As I placed my last two blades in sheathes along the inside of my knee-high boots, I heard a noise outside. From the upstairs window, I saw two men approach my front door. Damn Marcy and her stupid party. I needed Alfred and his high powered guns to back me up. It had not been a good day for me and it wasn’t about to be much better for these guys. They actually rang the doorbell. Since they’d had the balls to come to my front door, I answered it.
“Lilith Mercury?” the tallest one asked. He took in my weapons with a glance.
“That’s right. What can I do for you boys?”
“Come quietly,” the shorter guy made it a question. It earned him a sharp look from the tall one and gave me the opportunity I had hoped for.
I moved forward and delivered a flying knee to the crotch of the taller man. As he slumped forward, my elbow connected with the back of his skull with a sickening thud.
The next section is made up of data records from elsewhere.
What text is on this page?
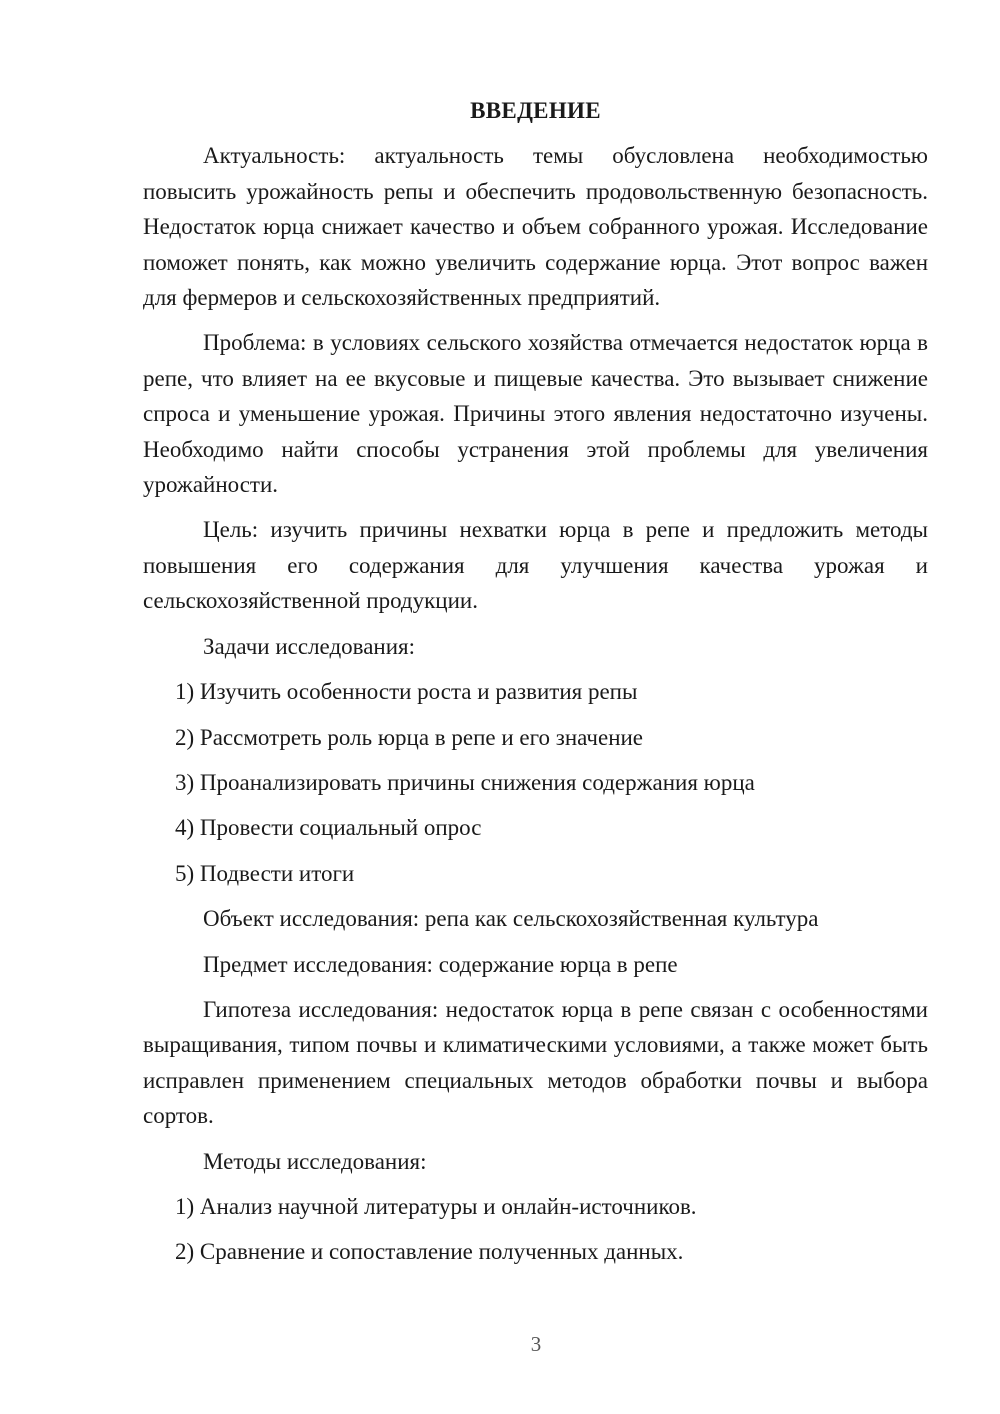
ВВЕДЕНИЕ

Актуальность: актуальность темы обусловлена необходимостью повысить урожайность репы и обеспечить продовольственную безопасность. Недостаток юрца снижает качество и объем собранного урожая. Исследование поможет понять, как можно увеличить содержание юрца. Этот вопрос важен для фермеров и сельскохозяйственных предприятий.

Проблема: в условиях сельского хозяйства отмечается недостаток юрца в репе, что влияет на ее вкусовые и пищевые качества. Это вызывает снижение спроса и уменьшение урожая. Причины этого явления недостаточно изучены. Необходимо найти способы устранения этой проблемы для увеличения урожайности.

Цель: изучить причины нехватки юрца в репе и предложить методы повышения его содержания для улучшения качества урожая и сельскохозяйственной продукции.

Задачи исследования:

1) Изучить особенности роста и развития репы
2) Рассмотреть роль юрца в репе и его значение
3) Проанализировать причины снижения содержания юрца
4) Провести социальный опрос
5) Подвести итоги

Объект исследования: репа как сельскохозяйственная культура

Предмет исследования: содержание юрца в репе

Гипотеза исследования: недостаток юрца в репе связан с особенностями выращивания, типом почвы и климатическими условиями, а также может быть исправлен применением специальных методов обработки почвы и выбора сортов.

Методы исследования:

1) Анализ научной литературы и онлайн-источников.
2) Сравнение и сопоставление полученных данных.
3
The other man stood i
n stunned silence as I jump kicked him in the face and sent him flying into the azaleas near my front door. As I rummaged through their pockets for the keys to their car, something hit me in the back of the head so hard that I was lifted off the ground. The world became a dizzy nauseating swirl around me and I knew I was about to lose consciousness.
A man that I hadn’t seen when I took down the other two stood over me with an aluminum baseball bat. As I noticed bloody smears on the bat, my eyes began to lose focus. Even I couldn’t take a crack to the head with a baseball bat and not suffer. I’d live, but first, I was going to pass out.
*****
When I came to, I was lying on the floor of a plain room. By plain I mean no furniture, no windows, nothing. The whole room, walls included, was covered in pale blue tiles. It was a room made for torture, easily cleaned. From the throbbing pains in the back of my head, I knew better than to try to move. I was still down, but I’d begun to heal. I looked to my left, careful not to turn my head, and saw Elijah. He was chained to the floor by his right ankle, not too far from the door. He must have seen me open my eyes.
“Lilith,” he spoke softly. “Can you hear me?”
“Yes,” I whispered, afraid that if I spoke any louder my head would explode.
“I was afraid they’d killed you. I’ve been watching to make sure you kept breathing.”
“How long have we been here?”
“Maybe an hour.”
“Give me till morning,” I groaned. “I’ll get us out of here.” With that, I passed out again.
When I awoke several hours later, my head still hurt, but it was bearable. I attempted to roll over and found that I was bound by both wrists to two long, thick chains that were bolted to the wall near the floor. I could move around, but not much.
It looked as if all they had taken from Elijah was his phone. They’d even left a pair of chopsticks in his pocket. I guessed they didn’t see him as a threat. On the other hand, they had not only taken all of my blades, but my shoes, as well.